Prof. Dr. Eckart Brödermann
1. Übergang der Hauptforderung.
Rn 11
Die Befriedigung des Gläubigers führt zum gesetzlichen Übergang der Hauptforderung (unverändert bleiben zB Verjährungsfrist, Erfüllungsort und Erfüllungszeit). Es gehen einerseits die Nebenrechte auf den Bürgen über (§§ 412, 401); andererseits bleibt die Forderung mit allen Einwendungen und Einreden behaftet, die dem Hauptschuldner ggü dem Gläubiger zustanden (§§ 412, 404), BGHZ 35, 172, 174; Rn 14 ff. Der Bürge erhält auch den Zinsanspruch, der auf der Hauptschuld lastet: auf die vom Bürgen an den Gläubiger gezahlten und (entgegen dem Wortlaut von § 774 I 1) auf die unbezahlten Zinsen; denn der Hauptschuldner soll nicht davon profitieren, dass der Bürge für ihn die Hauptverbindlichkeit erfüllt hat (BGH aaO; Staud/Stürner § 774 Rz 6, 15; aM Reinicke DB 67, 847, 852). Der Hauptschuldner kann jedoch ggü dem Bürgen nach § 774 I 3 eine abw günstigere Zinsabrede einwenden (MüKoBGB/Habersack § 774 Rz 19).
Rn 12
Ein rechtsgeschäftliches Abtretungsverbot (§ 399 Alt 2) der Hauptforderung steht der cessio legis (in Analogie zu § 851 II ZPO) trotz § 412 grds nicht entgegen (Staud/Stürner § 774 Rz 16; MüKoBGB/Habersack § 774 Rz 7; aA Erman/Zetzsche § 774 Rz 6): Das Abtretungsverbot soll im Kern vor einer Auswechslung des Gläubigers schützen; zum Bürgen besteht aber bereits (meist) ein Schuldverhältnis (s § 765 Rn 7): Er gehört nicht zu dem Personenkreis, vor dem das Abtretungsverbot schützen will.

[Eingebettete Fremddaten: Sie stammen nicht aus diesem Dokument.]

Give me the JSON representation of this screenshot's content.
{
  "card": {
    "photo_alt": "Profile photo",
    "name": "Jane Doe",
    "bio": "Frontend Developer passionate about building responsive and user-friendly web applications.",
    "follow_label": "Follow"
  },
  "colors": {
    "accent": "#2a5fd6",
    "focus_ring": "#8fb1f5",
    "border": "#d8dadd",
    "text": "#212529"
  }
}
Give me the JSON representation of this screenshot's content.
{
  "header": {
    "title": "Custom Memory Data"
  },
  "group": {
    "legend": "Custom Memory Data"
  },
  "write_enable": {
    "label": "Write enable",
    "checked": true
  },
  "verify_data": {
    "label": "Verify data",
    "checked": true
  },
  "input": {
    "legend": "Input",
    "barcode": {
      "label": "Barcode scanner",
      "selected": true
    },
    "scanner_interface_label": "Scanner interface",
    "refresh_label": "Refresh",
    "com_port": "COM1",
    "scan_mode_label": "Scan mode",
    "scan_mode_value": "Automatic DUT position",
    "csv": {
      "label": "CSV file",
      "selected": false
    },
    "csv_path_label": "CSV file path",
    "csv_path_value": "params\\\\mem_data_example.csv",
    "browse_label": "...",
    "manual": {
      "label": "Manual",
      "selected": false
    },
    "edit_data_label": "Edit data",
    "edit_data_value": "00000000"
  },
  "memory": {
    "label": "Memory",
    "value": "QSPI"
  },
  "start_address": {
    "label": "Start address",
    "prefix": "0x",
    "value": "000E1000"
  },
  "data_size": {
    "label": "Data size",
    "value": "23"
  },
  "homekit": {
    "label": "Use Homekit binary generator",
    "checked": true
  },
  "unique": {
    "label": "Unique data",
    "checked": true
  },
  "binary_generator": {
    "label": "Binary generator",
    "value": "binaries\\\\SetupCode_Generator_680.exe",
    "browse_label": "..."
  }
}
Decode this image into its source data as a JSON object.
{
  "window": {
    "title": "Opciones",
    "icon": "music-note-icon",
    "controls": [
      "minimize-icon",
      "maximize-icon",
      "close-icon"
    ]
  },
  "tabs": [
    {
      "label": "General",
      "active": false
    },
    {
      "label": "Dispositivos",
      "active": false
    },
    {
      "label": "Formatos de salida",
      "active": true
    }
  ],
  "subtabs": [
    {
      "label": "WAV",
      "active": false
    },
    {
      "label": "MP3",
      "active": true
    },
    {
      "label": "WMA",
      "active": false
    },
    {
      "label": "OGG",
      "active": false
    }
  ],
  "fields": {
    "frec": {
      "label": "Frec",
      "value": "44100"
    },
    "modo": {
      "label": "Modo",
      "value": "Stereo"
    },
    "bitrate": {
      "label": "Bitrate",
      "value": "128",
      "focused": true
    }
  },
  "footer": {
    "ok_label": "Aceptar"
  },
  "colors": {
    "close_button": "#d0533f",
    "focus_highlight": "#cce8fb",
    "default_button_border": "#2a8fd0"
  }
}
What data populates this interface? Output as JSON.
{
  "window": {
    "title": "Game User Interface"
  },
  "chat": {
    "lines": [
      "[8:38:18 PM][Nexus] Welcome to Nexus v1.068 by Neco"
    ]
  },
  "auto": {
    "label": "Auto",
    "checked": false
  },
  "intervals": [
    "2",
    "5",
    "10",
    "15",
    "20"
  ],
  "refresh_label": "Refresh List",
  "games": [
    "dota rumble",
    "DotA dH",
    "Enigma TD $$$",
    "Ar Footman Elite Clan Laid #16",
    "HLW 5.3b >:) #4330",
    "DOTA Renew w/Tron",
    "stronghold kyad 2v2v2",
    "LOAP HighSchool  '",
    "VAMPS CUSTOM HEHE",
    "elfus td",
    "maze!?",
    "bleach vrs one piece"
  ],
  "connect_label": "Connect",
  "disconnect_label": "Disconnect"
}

Der vom Hauptschuldner mit dem Abtretungsverbot (meist) bezweckte Eigenschutz wird dadurch erreicht, dass nach §§ 412, 399 die weitere Abtretung durch den Bürgen unzulässig ist.
Rn 13
Bei einer für eine Gesamtschuld abgegebenen Bürgschaft erfasst der Forderungsübergang nur die Hauptforderung gegen den oder die Gesamt(haupt-)schuldner, für den oder die sich der Bürge verbürgt hat. Forderungen gegen andere Gesamt(haupt-)schuldner erwirbt der Bürge durch die cessio legis nur in dem Maße, in dem der ausgefallene Gesamt(haupt-)schuldner, wenn er selbst geleistet hätte, durch seine Leistung nach § 426 II eine Forderung gegen die anderen Gesamt(haupt)schuldner erworben hätte (BGHZ 46, 14, 16).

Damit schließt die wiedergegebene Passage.